Cluster Stats Process

cluster_stats_process

Source: modules/nsforest/cluster_stats.nf

Cluster Statistics Module

Computes basic cluster statistics (cell counts, percentages).

Input:

h5ad: Path to adata_filtered.h5ad

Output:

Params referenced:

params.outdir
params.publish_mode

Dendrogram Process

dendrogram_process

Source: modules/nsforest/dendrogram.nf

Dendrogram Module

Computes a hierarchical dendrogram over cluster medians and writes the cluster traversal order used to scatter run_nsforest_process.

Input:

h5ad: Path to adata_filtered.h5ad

Output:

Flat filenames: {organ}_{first_author}_{journal}_{year}_{vid}_{cluster_header_safe}_*.{csv,svg}

Params referenced:

params.outdir
params.publish_mode

Download H5Ad Process

download_h5ad_process

Source: modules/nsforest/download_h5ad.nf

Download H5AD Module

Downloads an h5ad file from CellxGene (https://) or AWS S3 (s3://). Retries up to 3 times on failure.

Input:

url: https:// or s3:// URL to the h5ad file

Output:

Filter Adata Process

filter_adata_process

Source: modules/nsforest/filter_adata.nf

Filter AnnData Module

Three-stage filtering using ontology IDs — identical logic to cellxgene-harvester:

Tissue — tissue_ontology_term_id.isin(obo_ids) from uberon_{organ}.json
Disease — disease_ontology_term_id.isin(obo_ids) from disease_normal.json
Age — development_stage_ontology_term_id.isin(obo_ids) from hsapdv_adult_N.json

Then:

Min cluster size — drops clusters with < min_cluster_size cells

Input:

h5ad: Path to input h5ad (downloaded from CellxGene)

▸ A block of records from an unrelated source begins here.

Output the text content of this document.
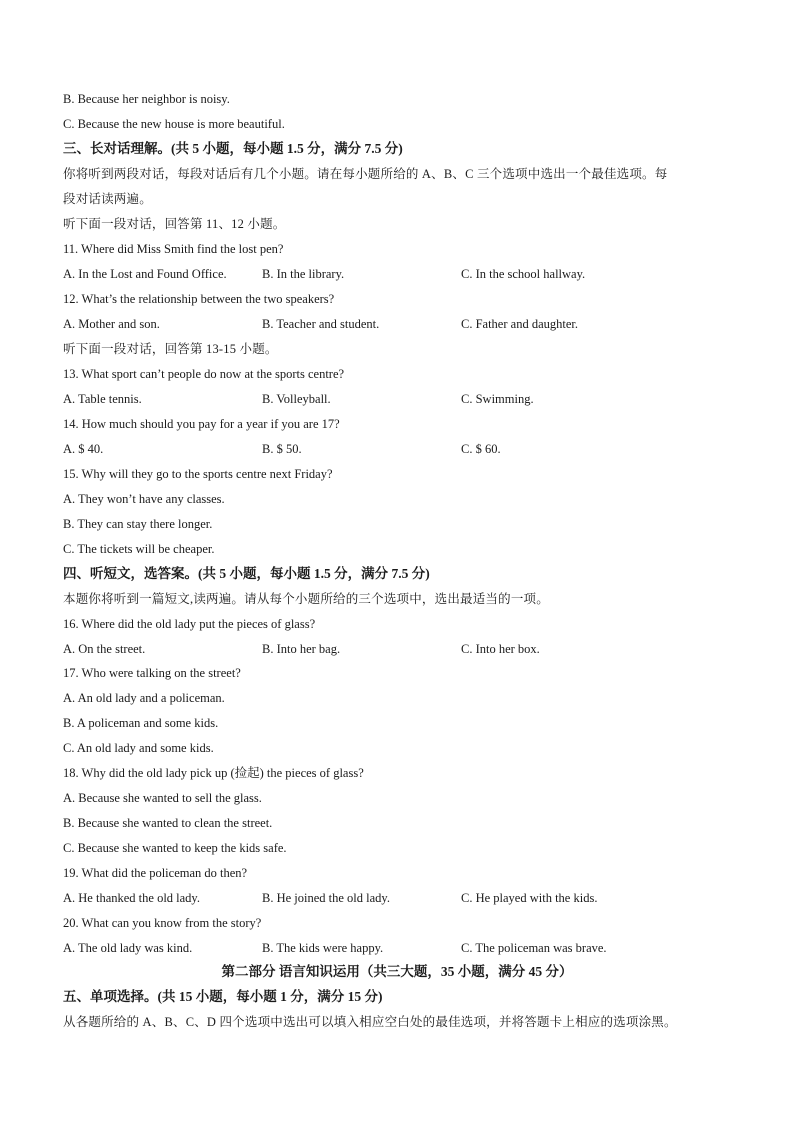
B. Because her neighbor is noisy.
C. Because the new house is more beautiful.
三、长对话理解。(共 5 小题，每小题 1.5 分，满分 7.5 分)
你将听到两段对话，每段对话后有几个小题。请在每小题所给的 A、B、C 三个选项中选出一个最佳选项。每
段对话读两遍。
听下面一段对话，回答第 11、12 小题。
11. Where did Miss Smith find the lost pen?
A. In the Lost and Found Office.	B. In the library.	C. In the school hallway.
12. What’s the relationship between the two speakers?
A. Mother and son.	B. Teacher and student.	C. Father and daughter.
听下面一段对话，回答第 13-15 小题。
13. What sport can’t people do now at the sports centre?
A. Table tennis.	B. Volleyball.	C. Swimming.
14. How much should you pay for a year if you are 17?
A. $ 40.	B. $ 50.	C. $ 60.
15. Why will they go to the sports centre next Friday?
A. They won’t have any classes.
B. They can stay there longer.
C. The tickets will be cheaper.
四、听短文，选答案。(共 5 小题，每小题 1.5 分，满分 7.5 分)
本题你将听到一篇短文,读两遍。请从每个小题所给的三个选项中，选出最适当的一项。
16. Where did the old lady put the pieces of glass?
A. On the street.	B. Into her bag.	C. Into her box.
17. Who were talking on the street?
A. An old lady and a policeman.
B. A policeman and some kids.
C. An old lady and some kids.
18. Why did the old lady pick up (捡起) the pieces of glass?
A. Because she wanted to sell the glass.
B. Because she wanted to clean the street.
C. Because she wanted to keep the kids safe.
19. What did the policeman do then?
A. He thanked the old lady.	B. He joined the old lady.	C. He played with the kids.
20. What can you know from the story?
A. The old lady was kind.	B. The kids were happy.	C. The policeman was brave.
第二部分 语言知识运用（共三大题，35 小题，满分 45 分）
五、单项选择。(共 15 小题，每小题 1 分，满分 15 分)
从各题所给的 A、B、C、D 四个选项中选出可以填入相应空白处的最佳选项，并将答题卡上相应的选项涂黑。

uberon_json: Path to uberon_{organ}.json from cellxgene-harvester resolve-uberon

disease_json: Path to disease_normal.json from cellxgene-harvester resolve-disease

hsapdv_json: Path to hsapdv_adult_N.json from cellxgene-harvester resolve-hsapdv

Output:

{organ}_{first_author}_{journal}_{year}_{cluster_header_safe}_{embedding_safe}_{vid}*.{csv,svg}

Params referenced:

params.min_cluster_size
params.outdir
params.publish_mode

Merge Nsforest Results Process

merge_nsforest_results_process

Source: modules/nsforest/merge_nsforest_results.nf

Params referenced:

params.outdir
params.publish_mode

Plot Histograms Process

plot_histograms_process

Source: modules/nsforest/plot_histograms.nf

Plot Histograms Module

Creates histograms of non-zero median and binary score distributions to help assess marker gene signal quality before running NSForest.

Input:

medians_csv: {prefix}_medians.csv

binary_scores_csv:{prefix}_binary_scores.csv

Output:

Params referenced:

params.outdir
params.publish_mode

Plots Process

plots_process

Source: modules/nsforest/plots.nf

Plots Module

Creates boxplots, scatter plots, and expression dotplots for NSForest marker genes. Maps Ensembl IDs to gene symbols using cell-kn gene mapping.

Input:

h5ad: Path to adata_filtered.h5ad

results_csv: {prefix}_results.csv from merge_nsforest_results_process

Output:

Params referenced:

params.outdir
params.publish_mode

Prep Binary Scores Process

prep_binary_scores_process

Source: modules/nsforest/prep_binary_scores.nf

Params referenced:

params.outdir
params.publish_mode

Prep Medians Process

prep_medians_process

Source: modules/nsforest/prep_medians.nf

Params referenced:

params.outdir
params.publish_mode

Run Nsforest Process

run_nsforest_process

Source: modules/nsforest/run_nsforest.nf

Run NSForest Module (Parallelized by Cluster Batch)

Runs NSForest algorithm to identify marker gene combinations. Each cluster batch processed independently (one vs all).